I was back at the V&A yesterday, seeing the exhibition of work from the Heatherwick Design Studio. It was as inspirational as the other V&A exhibition on British Design 1948-2012 was disappointing. The extent to which this studio has developed a design ethos based around radical innovation and experimentation with materials is truly fantastic. The work in the exhibition ranges from large architectural projects such as the design for a new biomass power station on reclaimed land in Teesside, shown above, to newspaper booths for the centre of London, shown below.
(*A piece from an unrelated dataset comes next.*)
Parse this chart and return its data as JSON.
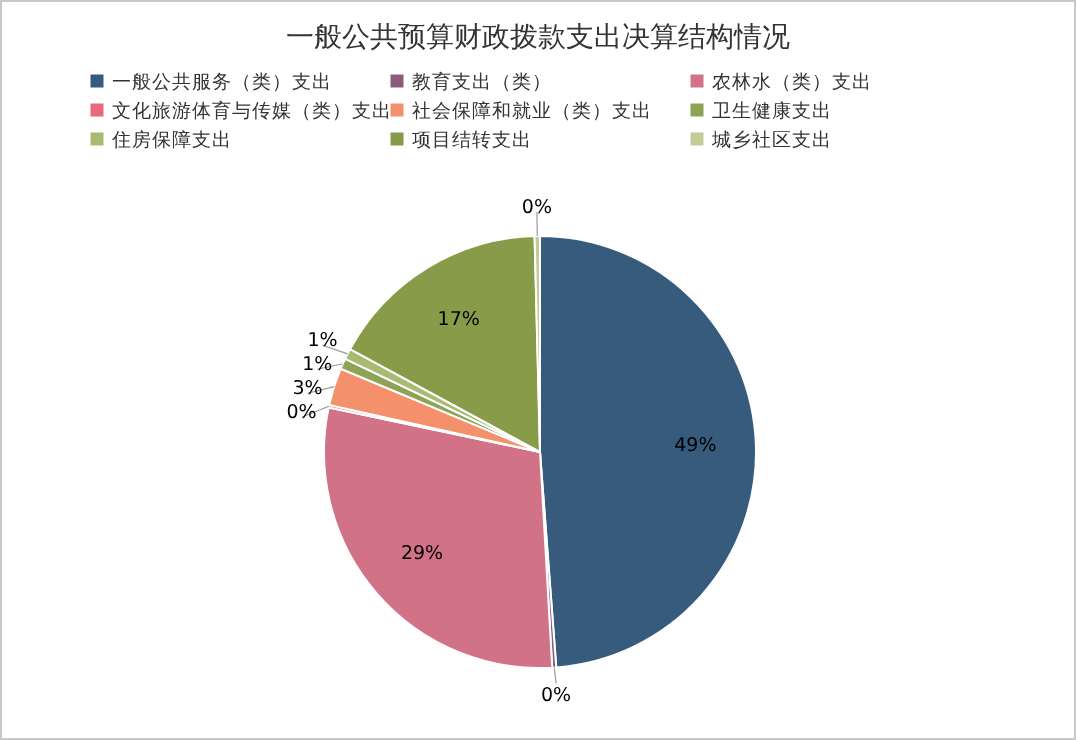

A key theme of the studio is that the process of design and the process of making cannot be divorced. You cannot be an effective designer if you do not really understand the process of making. I quote from Heatherwick’s introduction to the catalogue:

“I became interested in the historical figure of the master builder, who had combined the roles and skills of the builder, craftsman, engineer and designer, which meant that the generation of ideas was connected to the process of turning them into reality. However , with the establishment of the Institute of Civil Engineers in 1818 and the Royal Institute of British Architects in 1834, engineering and architecture seemed to have evolved into elite professions with separate identities from the rest of the building trade. Meanwhile, the craftsman became the employee of a new figure called the general contractor, whose interests were predominantly financial. Now, not only was the designer of the building discouraged from having a creative connection to materials and practical making, but the craftsman lost his prestige, beginning the slow decline in skills and expertise within the building industry”.

This is such an insightful observation and common across many areas of life where the race to specialisation and qualification has actually left few if any people who can actual integrate the various perspectives needed for any complex endeavour.